De l'autre côté du quai, rasant les boutiques, j'observe une jeune femme enveloppée dans une pelisse de forme polonaise. Une chaînette d'or, passée à son bras, soutient une aumônière en cuir de Russie, qui paraît bien pesante. Déjà je m'intéresse à cette dame : je veux la voir de plus près; je traverse le quai. Sa démarche est vive, son œil fixe est animé d'une expression singulière où dominent le courage et l'espoir. Deux hommes à cheval ont passé près d'elle; la vue de leur uniforme l'a fait pâlir; elle ouvre une petite montre. qu'elle porte à son cou et précipite sa marche..... Où va-telle? c'est encore une de ces découvertes dont ne je ferai point part à mes lecteurs.

Je reviens à mon poste près du parapet. Quel peut être cet homme long et mince qui marche avec un parapluie ouvert, deux heures après qu'il a cessé de pleuvoir ? Sa cravate de couleur est nouée avec bien de la négligence, sa veste est boutonnée de travers; il agite orgueilleusement sa tête sous le dôme de son vaste parapluie, sans s'apercevoir qu'il accroche tous ceux qui passent, et qui le donnent au diable de grand cœur. Tantôt il mord sa lèvre inférieure, en élevant les yeux par un mouvement oblique; tantôt il sourit à sa

pensée; puis tout-à-coup il s'arrête, tire ses tablettes de sa poche, écrit quelques mots, et se remet en marche dans une direction contraire à celle qu'il suivait. Tout le monde va croire que c'est un fou, peut-être même un poète ; j'ai observé les mouvemens de ses doigts; je ne m'y m'éprends pas : c'est un mathématicien.
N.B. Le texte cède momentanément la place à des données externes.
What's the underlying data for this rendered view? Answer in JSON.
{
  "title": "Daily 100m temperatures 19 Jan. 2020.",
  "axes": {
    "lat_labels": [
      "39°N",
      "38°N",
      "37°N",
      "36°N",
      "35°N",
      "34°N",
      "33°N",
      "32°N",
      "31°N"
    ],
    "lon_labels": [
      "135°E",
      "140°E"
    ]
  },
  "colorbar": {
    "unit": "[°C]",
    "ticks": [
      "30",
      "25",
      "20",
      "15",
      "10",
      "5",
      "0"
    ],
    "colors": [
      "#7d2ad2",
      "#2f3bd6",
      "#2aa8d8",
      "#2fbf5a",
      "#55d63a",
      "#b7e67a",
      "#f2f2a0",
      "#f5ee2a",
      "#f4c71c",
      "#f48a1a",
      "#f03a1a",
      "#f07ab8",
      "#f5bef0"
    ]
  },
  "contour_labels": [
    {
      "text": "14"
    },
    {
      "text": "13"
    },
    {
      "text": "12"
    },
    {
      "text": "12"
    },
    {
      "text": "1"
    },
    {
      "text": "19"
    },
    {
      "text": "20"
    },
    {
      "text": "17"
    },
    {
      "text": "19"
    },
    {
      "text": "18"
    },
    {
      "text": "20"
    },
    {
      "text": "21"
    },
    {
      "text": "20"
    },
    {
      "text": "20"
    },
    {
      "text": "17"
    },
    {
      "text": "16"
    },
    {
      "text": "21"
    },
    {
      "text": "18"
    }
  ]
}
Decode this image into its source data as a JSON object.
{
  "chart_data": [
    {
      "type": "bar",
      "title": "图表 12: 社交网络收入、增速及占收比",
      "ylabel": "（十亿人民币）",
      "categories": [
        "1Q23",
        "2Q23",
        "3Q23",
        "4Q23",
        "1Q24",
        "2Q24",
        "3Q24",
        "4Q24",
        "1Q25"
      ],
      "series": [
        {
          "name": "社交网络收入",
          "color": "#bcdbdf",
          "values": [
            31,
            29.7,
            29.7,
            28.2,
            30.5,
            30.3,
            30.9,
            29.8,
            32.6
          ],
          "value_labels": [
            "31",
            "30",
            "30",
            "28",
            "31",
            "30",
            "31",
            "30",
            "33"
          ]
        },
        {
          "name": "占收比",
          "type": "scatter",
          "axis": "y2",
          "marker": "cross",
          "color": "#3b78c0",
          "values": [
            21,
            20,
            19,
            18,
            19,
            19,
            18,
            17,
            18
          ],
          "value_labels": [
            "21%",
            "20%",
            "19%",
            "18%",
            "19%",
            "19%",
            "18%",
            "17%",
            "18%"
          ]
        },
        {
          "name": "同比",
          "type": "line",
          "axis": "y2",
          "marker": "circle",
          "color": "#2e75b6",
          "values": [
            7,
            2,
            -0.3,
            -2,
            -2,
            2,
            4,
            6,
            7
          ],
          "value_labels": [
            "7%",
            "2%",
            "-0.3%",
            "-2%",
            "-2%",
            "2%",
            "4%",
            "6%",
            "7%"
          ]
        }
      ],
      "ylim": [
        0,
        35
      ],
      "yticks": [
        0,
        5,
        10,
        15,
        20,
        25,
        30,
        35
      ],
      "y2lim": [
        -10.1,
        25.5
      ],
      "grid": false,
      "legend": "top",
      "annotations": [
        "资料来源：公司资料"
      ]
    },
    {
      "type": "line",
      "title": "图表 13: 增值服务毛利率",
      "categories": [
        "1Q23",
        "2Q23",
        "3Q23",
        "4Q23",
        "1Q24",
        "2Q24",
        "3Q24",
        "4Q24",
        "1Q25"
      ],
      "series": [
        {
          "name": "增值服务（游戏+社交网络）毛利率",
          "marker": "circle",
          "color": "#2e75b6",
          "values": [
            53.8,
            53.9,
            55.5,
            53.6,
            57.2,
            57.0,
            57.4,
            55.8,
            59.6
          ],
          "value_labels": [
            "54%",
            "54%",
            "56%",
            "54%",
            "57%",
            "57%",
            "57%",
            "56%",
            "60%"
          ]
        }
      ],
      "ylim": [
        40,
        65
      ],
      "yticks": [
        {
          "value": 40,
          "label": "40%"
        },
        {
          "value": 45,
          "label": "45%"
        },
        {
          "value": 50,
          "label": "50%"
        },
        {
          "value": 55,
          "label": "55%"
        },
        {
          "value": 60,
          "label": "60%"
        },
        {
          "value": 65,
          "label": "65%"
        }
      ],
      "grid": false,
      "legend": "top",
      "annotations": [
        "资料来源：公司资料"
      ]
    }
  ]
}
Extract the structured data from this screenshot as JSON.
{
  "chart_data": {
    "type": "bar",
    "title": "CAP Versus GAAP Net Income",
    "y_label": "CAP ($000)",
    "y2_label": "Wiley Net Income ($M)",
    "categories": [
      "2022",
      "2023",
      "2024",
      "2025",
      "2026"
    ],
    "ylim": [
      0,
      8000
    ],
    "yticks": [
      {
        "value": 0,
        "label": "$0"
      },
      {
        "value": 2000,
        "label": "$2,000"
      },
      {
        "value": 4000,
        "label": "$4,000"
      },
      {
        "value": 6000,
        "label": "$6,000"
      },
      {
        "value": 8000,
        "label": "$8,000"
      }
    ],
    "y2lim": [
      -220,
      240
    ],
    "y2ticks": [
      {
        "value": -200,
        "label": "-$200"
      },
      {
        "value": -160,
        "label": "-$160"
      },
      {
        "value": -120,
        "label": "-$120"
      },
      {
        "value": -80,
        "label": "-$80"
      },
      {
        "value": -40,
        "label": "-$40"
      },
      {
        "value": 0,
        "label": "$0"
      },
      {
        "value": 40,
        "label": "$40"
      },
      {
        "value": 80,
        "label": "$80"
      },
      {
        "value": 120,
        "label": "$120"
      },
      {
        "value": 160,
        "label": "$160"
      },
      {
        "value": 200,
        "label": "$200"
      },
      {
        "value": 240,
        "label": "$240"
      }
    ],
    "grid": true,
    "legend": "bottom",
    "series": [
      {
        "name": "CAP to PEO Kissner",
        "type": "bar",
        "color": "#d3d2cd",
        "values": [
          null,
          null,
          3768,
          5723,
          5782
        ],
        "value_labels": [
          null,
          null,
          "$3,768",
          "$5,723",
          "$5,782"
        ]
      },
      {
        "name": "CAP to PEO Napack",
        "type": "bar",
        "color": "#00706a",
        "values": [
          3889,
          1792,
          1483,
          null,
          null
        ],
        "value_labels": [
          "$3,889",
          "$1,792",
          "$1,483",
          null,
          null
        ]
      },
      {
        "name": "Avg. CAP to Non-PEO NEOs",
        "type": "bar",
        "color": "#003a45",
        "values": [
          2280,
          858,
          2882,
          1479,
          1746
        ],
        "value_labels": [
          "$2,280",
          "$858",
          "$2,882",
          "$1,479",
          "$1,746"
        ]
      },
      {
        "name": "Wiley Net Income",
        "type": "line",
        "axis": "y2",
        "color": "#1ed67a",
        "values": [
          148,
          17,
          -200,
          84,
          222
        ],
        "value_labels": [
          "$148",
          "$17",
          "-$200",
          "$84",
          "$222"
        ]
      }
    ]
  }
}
En faisant son évolution, le géomètre a fait tomber le chapeau d'un homme un peu violent de son naturel, à en juger par la promptitude avec laquelle il arrache le parapluie de la main de l'Archimède, et le fait voler par-dessus le parapet. Celui-ci le regarde avec plus d'étonnement que de courroux, et, sans dire un mot, gagne l'escalier qui conduit au bord de la rivière, où son parapluie s'était arrêté ; l'autre reprend son chapeau des mains d'un petit savoyard qui le lui rapporte, et auquel il donne une pièce de vingt sous pour sa peine. J'avais eu le tems de l'examiner: il était vêtu d'une redingote bleue, croisée sur la poitrine de droite à gauche; la barbe de sa lèvre supérieure paraissait rasée de plus près que le reste, et cependant, par une espèce de mouvement involontaire, il y portait fréquemment le pouce et l'index, comme s'il eût voulu tortiller quelque chose. Cet homme, d'une belle taille, d'une figure sévère, et même un peu farouche, avait dans le maintien je ne sais quelle confiance qui me parut tenir à l'habitude du commandement. Je ne dirai pas précisément quel est son grade, mais je suis sûr de ne pas me tromper sur son état.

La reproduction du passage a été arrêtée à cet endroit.